Danica Finch stays holed up in her apartment for one more month before she even dares stepping into the real world. She watches through windows as people walk by, talking on cellphones or reading newspapers or holding hands with another person. It makes her feel better, to see everyone living their lives while Danica grieves. The hole in her heart is still big, gaping and aching to be filled. Danica doesn't know how to fix that yet, and she has some slightly bigger worries on her mind.
Something that does help the hole is alcohol. Danica's liquor cabinet is nearly drained by now, and she's getting worried she'll have to actually show her face in public.
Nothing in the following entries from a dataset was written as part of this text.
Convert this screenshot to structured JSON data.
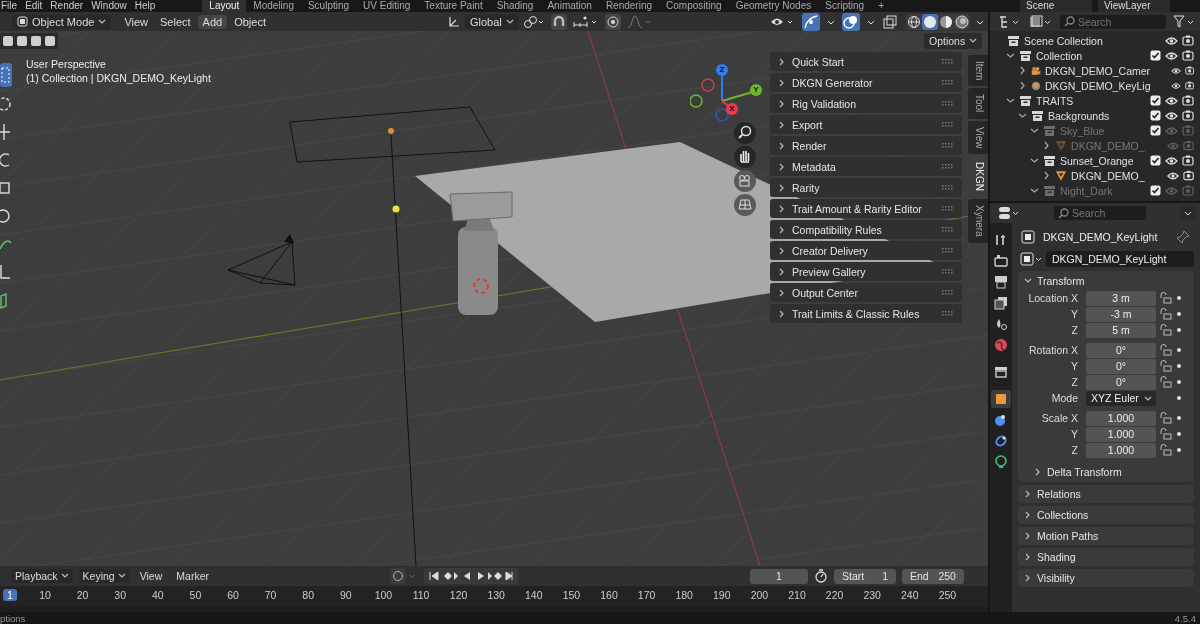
{
  "top_bar": {
    "menus": [
      "File",
      "Edit",
      "Render",
      "Window",
      "Help"
    ],
    "workspaces": [
      {
        "label": "Layout",
        "selected": true
      },
      {
        "label": "Modeling",
        "selected": false
      },
      {
        "label": "Sculpting",
        "selected": false
      },
      {
        "label": "UV Editing",
        "selected": false
      },
      {
        "label": "Texture Paint",
        "selected": false
      },
      {
        "label": "Shading",
        "selected": false
      },
      {
        "label": "Animation",
        "selected": false
      },
      {
        "label": "Rendering",
        "selected": false
      },
      {
        "label": "Compositing",
        "selected": false
      },
      {
        "label": "Geometry Nodes",
        "selected": false
      },
      {
        "label": "Scripting",
        "selected": false
      }
    ],
    "add_tab": "+",
    "scene": "Scene",
    "view_layer": "ViewLayer"
  },
  "viewport_header": {
    "mode": "Object Mode",
    "menus": [
      {
        "label": "View",
        "selected": false
      },
      {
        "label": "Select",
        "selected": false
      },
      {
        "label": "Add",
        "selected": true
      },
      {
        "label": "Object",
        "selected": false
      }
    ],
    "orientation": "Global",
    "shading_modes": [
      {
        "kind": "wireframe",
        "selected": false
      },
      {
        "kind": "solid",
        "selected": true
      },
      {
        "kind": "material",
        "selected": false
      },
      {
        "kind": "rendered",
        "selected": false
      }
    ]
  },
  "viewport": {
    "view_name": "User Perspective",
    "context": "(1) Collection | DKGN_DEMO_KeyLight",
    "options": "Options",
    "gizmo_axes": [
      {
        "label": "Z",
        "color": "#2f7cf0"
      },
      {
        "label": "Y",
        "color": "#71b52c"
      },
      {
        "label": "X",
        "color": "#f0364f"
      }
    ]
  },
  "sidebar": {
    "panels": [
      {
        "label": "Quick Start",
        "expanded": false
      },
      {
        "label": "DKGN Generator",
        "expanded": false
      },
      {
        "label": "Rig Validation",
        "expanded": false
      },
      {
        "label": "Export",
        "expanded": false
      },
      {
        "label": "Render",
        "expanded": false
      },
      {
        "label": "Metadata",
        "expanded": false
      },
      {
        "label": "Rarity",
        "expanded": false
      },
      {
        "label": "Trait Amount & Rarity Editor",
        "expanded": false
      },
      {
        "label": "Compatibility Rules",
        "expanded": false
      },
      {
        "label": "Creator Delivery",
        "expanded": false
      },
      {
        "label": "Preview Gallery",
        "expanded": false
      },
      {
        "label": "Output Center",
        "expanded": false
      },
      {
        "label": "Trait Limits & Classic Rules",
        "expanded": false
      }
    ],
    "tabs": [
      {
        "label": "Item",
        "selected": false
      },
      {
        "label": "Tool",
        "selected": false
      },
      {
        "label": "View",
        "selected": false
      },
      {
        "label": "DKGN",
        "selected": true
      },
      {
        "label": "Xynera",
        "selected": false
      }
    ]
  },
  "outliner": {
    "search": {
      "placeholder": "Search"
    },
    "tree": [
      {
        "label": "Scene Collection",
        "kind": "scene",
        "children": [
          {
            "label": "Collection",
            "kind": "collection",
            "expanded": true,
            "checked": true,
            "dimmed": false,
            "children": [
              {
                "label": "DKGN_DEMO_Camer",
                "kind": "camera",
                "expanded": false,
                "dimmed": false
              },
              {
                "label": "DKGN_DEMO_KeyLig",
                "kind": "light",
                "expanded": false,
                "dimmed": false
              }
            ]
          },
          {
            "label": "TRAITS",
            "kind": "collection",
            "expanded": true,
            "checked": true,
            "dimmed": false,
            "children": [
              {
                "label": "Backgrounds",
                "kind": "collection",
                "expanded": true,
                "checked": true,
                "dimmed": false,
                "children": [
                  {
                    "label": "Sky_Blue",
                    "kind": "collection",
                    "expanded": true,
                    "checked": true,
                    "dimmed": true,
                    "children": [
                      {
                        "label": "DKGN_DEMO_",
                        "kind": "mesh",
                        "expanded": false,
                        "dimmed": true
                      }
                    ]
                  },
                  {
                    "label": "Sunset_Orange",
                    "kind": "collection",
                    "expanded": true,
                    "checked": true,
                    "dimmed": false,
                    "children": [
                      {
                        "label": "DKGN_DEMO_",
                        "kind": "mesh",
                        "expanded": false,
                        "dimmed": false
                      }
                    ]
                  },
                  {
                    "label": "Night_Dark",
                    "kind": "collection",
                    "expanded": true,
                    "checked": true,
                    "dimmed": true
                  }
                ]
              }
            ]
          }
        ]
      }
    ]
  },
  "properties": {
    "search": {
      "placeholder": "Search"
    },
    "tabs": [
      {
        "kind": "tool",
        "selected": false
      },
      {
        "kind": "render",
        "selected": false
      },
      {
        "kind": "output",
        "selected": false
      },
      {
        "kind": "view_layer",
        "selected": false
      },
      {
        "kind": "scene",
        "selected": false
      },
      {
        "kind": "world",
        "selected": false
      },
      {
        "kind": "collection",
        "selected": false
      },
      {
        "kind": "object",
        "selected": true
      },
      {
        "kind": "physics",
        "selected": false
      },
      {
        "kind": "constraints",
        "selected": false
      },
      {
        "kind": "data",
        "selected": false
      }
    ],
    "object_name": "DKGN_DEMO_KeyLight",
    "data_name": "DKGN_DEMO_KeyLight",
    "transform": {
      "label": "Transform",
      "expanded": true,
      "groups": [
        {
          "rows": [
            {
              "label": "Location X",
              "value": "3 m",
              "kind": "number"
            },
            {
              "label": "Y",
              "value": "-3 m",
              "kind": "number"
            },
            {
              "label": "Z",
              "value": "5 m",
              "kind": "number"
            }
          ]
        },
        {
          "rows": [
            {
              "label": "Rotation X",
              "value": "0°",
              "kind": "number"
            },
            {
              "label": "Y",
              "value": "0°",
              "kind": "number"
            },
            {
              "label": "Z",
              "value": "0°",
              "kind": "number"
            },
            {
              "label": "Mode",
              "value": "XYZ Euler",
              "kind": "dropdown"
            }
          ]
        },
        {
          "rows": [
            {
              "label": "Scale X",
              "value": "1.000",
              "kind": "number"
            },
            {
              "label": "Y",
              "value": "1.000",
              "kind": "number"
            },
            {
              "label": "Z",
              "value": "1.000",
              "kind": "number"
            }
          ]
        }
      ],
      "subpanel": {
        "label": "Delta Transform",
        "expanded": false
      }
    },
    "panels": [
      {
        "label": "Relations",
        "expanded": false
      },
      {
        "label": "Collections",
        "expanded": false
      },
      {
        "label": "Motion Paths",
        "expanded": false
      },
      {
        "label": "Shading",
        "expanded": false
      },
      {
        "label": "Visibility",
        "expanded": false
      }
    ]
  },
  "timeline": {
    "menus": [
      {
        "label": "Playback",
        "kind": "dropdown"
      },
      {
        "label": "Keying",
        "kind": "dropdown"
      },
      {
        "label": "View",
        "kind": "menu"
      },
      {
        "label": "Marker",
        "kind": "menu"
      }
    ],
    "current_frame": "1",
    "start": {
      "label": "Start",
      "value": "1"
    },
    "end": {
      "label": "End",
      "value": "250"
    },
    "ruler": [
      {
        "label": "1",
        "selected": true
      },
      {
        "label": "10",
        "selected": false
      },
      {
        "label": "20",
        "selected": false
      },
      {
        "label": "30",
        "selected": false
      },
      {
        "label": "40",
        "selected": false
      },
      {
        "label": "50",
        "selected": false
      },
      {
        "label": "60",
        "selected": false
      },
      {
        "label": "70",
        "selected": false
      },
      {
        "label": "80",
        "selected": false
      },
      {
        "label": "90",
        "selected": false
      },
      {
        "label": "100",
        "selected": false
      },
      {
        "label": "110",
        "selected": false
      },
      {
        "label": "120",
        "selected": false
      },
      {
        "label": "130",
        "selected": false
      },
      {
        "label": "140",
        "selected": false
      },
      {
        "label": "150",
        "selected": false
      },
      {
        "label": "160",
        "selected": false
      },
      {
        "label": "170",
        "selected": false
      },
      {
        "label": "180",
        "selected": false
      },
      {
        "label": "190",
        "selected": false
      },
      {
        "label": "200",
        "selected": false
      },
      {
        "label": "210",
        "selected": false
      },
      {
        "label": "220",
        "selected": false
      },
      {
        "label": "230",
        "selected": false
      },
      {
        "label": "240",
        "selected": false
      },
      {
        "label": "250",
        "selected": false
      }
    ]
  },
  "status_bar": {
    "hint": "ptions",
    "version": "4.5.4"
  }
}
She doesn't think she'd be able to do it, it would only end in Danica going back to her apartment and sitting in the bath for another two days before doing anything else, and her fingers were already so pruned that she just doesn't think she could take it. She can barely take anything right now, as it is. She hasn't spoken to anyone in nearly two months, and the isolation is finally starting to get to her. But she can't reach out, not now, not when her brain has convinced her that her friends have forgotten about her and that nobody is ever going to love her or care for her as much as Thomas did. He was her best friend. Now, Danica has a panic attack every time the phone rings, and she lets it go to voicemail. A voicemail she is guaranteed to never return, unless she pulls herself out of the pit she's managed to bury herself in. The thing is, Danica doesn't want to yet. She wants the comfort of knowing no-one expects her to be fine, or at least she wants to keep up the illusion of the notion.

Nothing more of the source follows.